Educating Behind Enemy Lines

B-CC students establish “School by Any Means”, a secret virtual academy, to educate as many Afghan girls and woman as possible.

Bennett Galper, News Director

In the midst of the Taliban’s takeover in Afghanistan, and their prohibition of girls’ education, Afghan students at Bethesda Chevy Chase High School (B-CC) created “School by Any Means” (S-BAM), a secret virtual academy that educates as many Afghan girls and women as possible.
During S-BAM’s inaugural session, 25 Afghan girls and women attended nine classes led by IB Anthropology teacher David Lopilato and student reporters from The Tattler, B-CC’s school newspaper. The Afghan students learned the basics of journalism, such as how to conduct interviews and write different types of stories (i.e., news briefs, features, etc).
Co-founder of S-BAM, Sayed E. Nabizada, stated their mission “is to ensure that students around the globe are engaged with education and basic learning.” Nabizada later added that they seek out, “The hidden talents [of students around the world] impacted or stopped by poverty, immigration, war, etc.—domestically and abroad—by any means.”
In addition to educating those without proper schooling, or without any education, S-BAM hopes to amplify the voices of their students, primarily, those who have been suppressed by their government or culture.
One Afghan girl expressed that the program encouraged her to “raise her voice against cruelty…and find a way possible to get educated and overcome all the difficulties,” instead of “[surrendering] to ignorance.”
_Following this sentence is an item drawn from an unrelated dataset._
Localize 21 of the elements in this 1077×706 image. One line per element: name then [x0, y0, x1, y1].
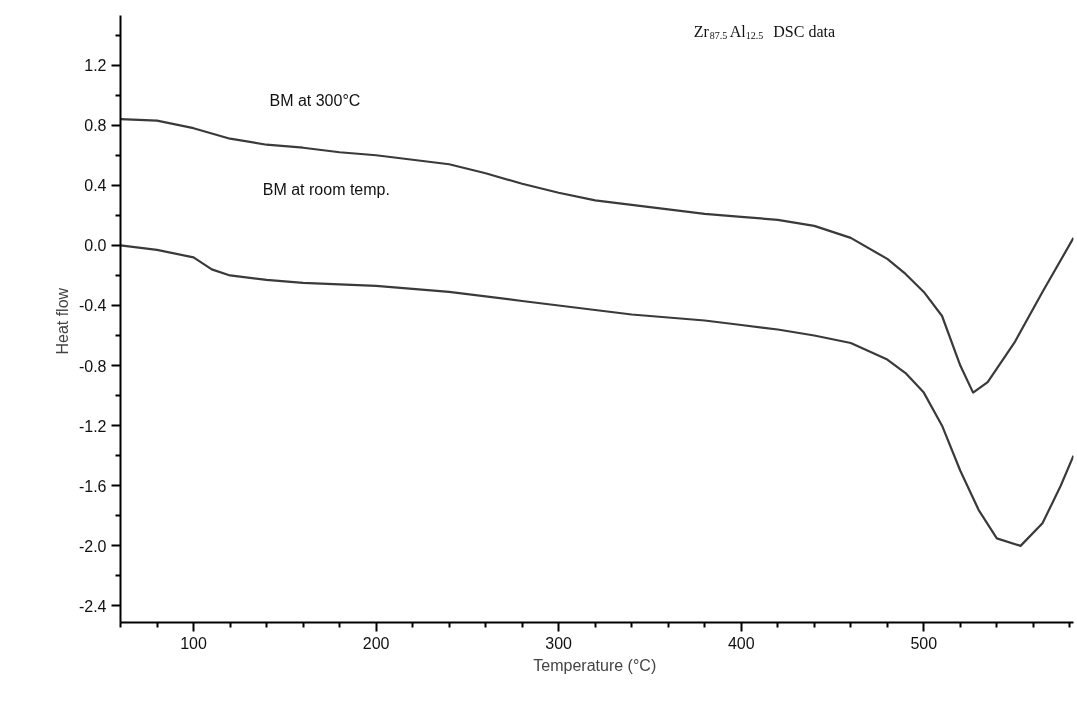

Students like her aren’t the only ones learning. According to the other founder of S-BAM, Anosh Sediqui, the team behind S-BAM also learned how to educate others by speaking with numerous teachers, educational experts, students, administrators, parents, and community members.
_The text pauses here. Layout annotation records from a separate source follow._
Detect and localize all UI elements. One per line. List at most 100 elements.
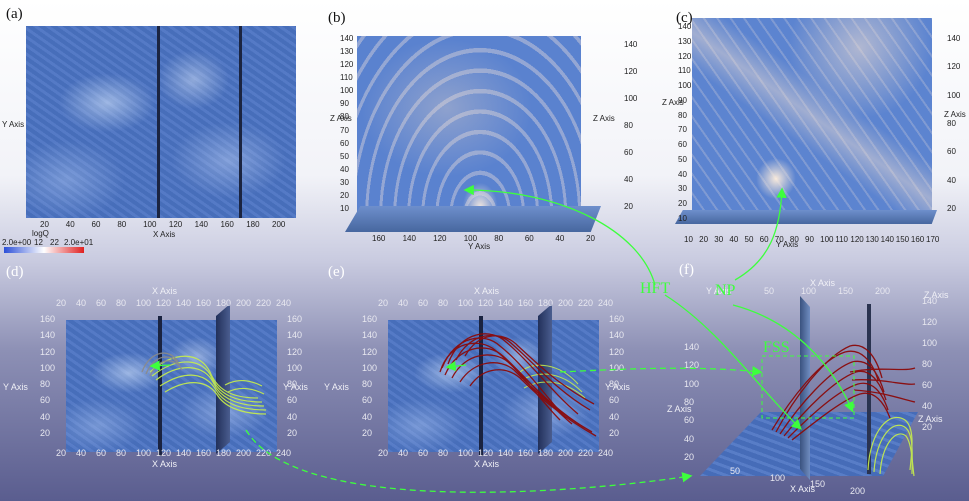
panel-e-ytick-right-20: 20 (609, 428, 620, 438)
dashed-arrow-e-to-f (559, 366, 763, 377)
panel-c-xtick-80: 80 (789, 235, 799, 244)
panel-d-xtick-top-100: 100 (136, 298, 152, 308)
panel-d-ytick-right-100: 100 (287, 362, 303, 373)
panel-b-ztick-120: 120 (340, 60, 354, 70)
panel-e-label: (e) (328, 264, 345, 280)
arrow-e-hft (445, 360, 467, 372)
panel-d-xaxis-title-bottom: X Axis (152, 459, 178, 469)
panel-c-ztick-10: 10 (678, 214, 687, 223)
panel-a-label: (a) (6, 6, 23, 22)
panel-b-ztick-70: 70 (340, 125, 349, 135)
panel-c-label: (c) (676, 10, 693, 26)
panel-d-ytick-left-60: 60 (40, 395, 51, 406)
panel-c-xtick-100: 100 (820, 235, 834, 244)
panel-f-xtick-top-50: 50 (764, 286, 775, 296)
panel-e-ytick-left-100: 100 (362, 362, 378, 373)
panel-a-xtick-40: 40 (65, 220, 75, 229)
panel-c-ztick-60: 60 (678, 140, 687, 150)
panel-e-ytick-right-80: 80 (609, 379, 620, 390)
panel-e-yaxis-title-left: Y Axis (324, 382, 349, 392)
panel-e-xtick-top-140: 140 (498, 298, 514, 308)
panel-e-xtick-bottom-240: 240 (598, 448, 614, 458)
panel-b-xaxis-title: Y Axis (468, 242, 491, 251)
panel-c-xtick-10: 10 (684, 235, 693, 244)
panel-c-xtick-160: 160 (910, 235, 925, 244)
panel-f-yaxis-title: Y Axis (706, 286, 731, 296)
panel-b-xtick-40: 40 (555, 234, 565, 243)
panel-e-xtick-bottom-180: 180 (538, 448, 554, 458)
colorbar-title: logQ (32, 229, 49, 238)
panel-f-rtick-140: 140 (922, 296, 938, 306)
panel-b-xtick-140: 140 (402, 234, 416, 243)
panel-b-zaxis-title-right: Z Axis (593, 114, 615, 123)
panel-d-xtick-top-20: 20 (56, 298, 67, 308)
panel-a-xtick-180: 180 (246, 220, 260, 229)
panel-e-ytick-left-40: 40 (362, 411, 373, 422)
panel-d-ytick-left-80: 80 (40, 379, 51, 390)
panel-c-rtick-40: 40 (947, 175, 956, 185)
panel-e-ytick-right-100: 100 (609, 362, 625, 373)
panel-f-xtick-top-100: 100 (801, 286, 817, 296)
panel-d-xtick-bottom-180: 180 (216, 448, 232, 458)
panel-d-xtick-top-60: 60 (96, 298, 107, 308)
panel-d-xtick-bottom-140: 140 (176, 448, 192, 458)
panel-e-xtick-top-80: 80 (438, 298, 449, 308)
dashed-arrow-d-to-f (245, 429, 693, 493)
panel-c-ztick-50: 50 (678, 154, 687, 164)
panel-a-map (26, 26, 296, 218)
panel-a-slice-1 (157, 26, 160, 218)
panel-e-slice-2 (538, 304, 552, 454)
panel-f-ztick-100: 100 (684, 378, 700, 389)
panel-c-zaxis-title-right: Z Axis (944, 110, 966, 119)
panel-d-xtick-top-40: 40 (76, 298, 87, 308)
panel-b-ztick-60: 60 (340, 138, 349, 148)
panel-a-xtick-20: 20 (40, 220, 49, 229)
panel-f-rtick-40: 40 (922, 401, 933, 411)
panel-e-xtick-top-120: 120 (478, 298, 494, 308)
panel-d-xtick-top-180: 180 (216, 298, 232, 308)
panel-f-xtick-bottom-50: 50 (730, 466, 741, 476)
panel-c-ztick-110: 110 (678, 66, 691, 76)
panel-c-ztick-100: 100 (678, 81, 692, 91)
hft-arrow-to-f (664, 294, 802, 430)
panel-e-xtick-bottom-200: 200 (558, 448, 574, 458)
panel-f-ztick-140: 140 (684, 342, 700, 352)
panel-d-xtick-bottom-80: 80 (116, 448, 127, 458)
panel-f-xtick-bottom-150: 150 (810, 479, 826, 490)
panel-b-ztick-50: 50 (340, 151, 349, 161)
panel-e-xaxis-title-top: X Axis (474, 286, 500, 296)
panel-d-map (66, 320, 277, 452)
panel-c-ztick-80: 80 (678, 110, 687, 120)
panel-e-xtick-bottom-80: 80 (438, 448, 449, 458)
panel-b-ztick-10: 10 (340, 204, 349, 213)
panel-e-xtick-top-160: 160 (518, 298, 534, 308)
panel-c-xtick-70: 70 (774, 235, 784, 244)
panel-b-rtick-40: 40 (624, 175, 633, 184)
fss-annotation: FSS (763, 339, 790, 356)
panel-e-xtick-top-240: 240 (598, 298, 614, 308)
panel-e-xtick-top-100: 100 (458, 298, 474, 308)
panel-d-slice-2 (216, 304, 230, 454)
panel-e-yaxis-title-right: Y Axis (605, 382, 630, 392)
panel-b-ztick-140: 140 (340, 34, 354, 43)
panel-d-ytick-left-160: 160 (40, 314, 56, 324)
panel-c-xtick-170: 170 (926, 235, 940, 244)
panel-c-xtick-40: 40 (729, 235, 739, 244)
panel-d-label: (d) (6, 264, 24, 280)
panel-e-ytick-right-160: 160 (609, 314, 625, 324)
panel-d-xtick-bottom-120: 120 (156, 448, 172, 458)
hft-annotation: HFT (640, 280, 671, 297)
panel-d-xtick-bottom-200: 200 (236, 448, 252, 458)
panel-b-rtick-100: 100 (624, 94, 638, 103)
np-arrow-to-f (732, 304, 854, 413)
panel-c-ztick-90: 90 (678, 95, 687, 105)
np-annotation: NP (715, 282, 736, 299)
panel-d-xtick-bottom-240: 240 (276, 448, 292, 458)
panel-c-ztick-30: 30 (678, 184, 687, 194)
panel-c-xtick-50: 50 (744, 235, 754, 244)
panel-d-xtick-bottom-220: 220 (256, 448, 272, 458)
panel-e-xtick-bottom-20: 20 (378, 448, 389, 458)
panel-d-xtick-bottom-60: 60 (96, 448, 107, 458)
Nevertheless, the team’s S-BAM classes ran into several technical difficulties due to the lack of adequate internet connectivity in Afghanistan, but it wasn’t long before S-BAM teachers learned how to maneuver around them. “Those are the kind of workarounds we need to learn because we need to help [the Afghan girls] keep learning,” asserted Mr. Lopilato.
The journalistic work produced by the Afghan girls and women will be shared alongside the work of MCPS students later this year through The Amplifier, a student-led magazine in Montgomery County, Maryland. A film documenting S-BAM’s virtual academy will also be released by B-CC student Ellis Chung.
Moving forward, S-BAM plans to organize more virtual workshops and panels with educational experts to help youth learn about themselves and their strengths.
“We pride ourselves for doing this, we are taking risks to ensure everyone is in school,” explained Nabizada. “For some people [school] seems surreal, but we want to make it happen…they need to have an education.”
One of S-BAM’s assistant teachers, Michael Shapiro, added that the program “put into perspective how important education is” and “pushed me to teach and help these remarkable students as much as I can.”
In an effort to maintain their relationship with the Afghan students, Mr. Lopilato and the S-BAM team host a Zoom meeting every Thursday with them, talking about anything from American culture to the different languages spoken in Afghanistan.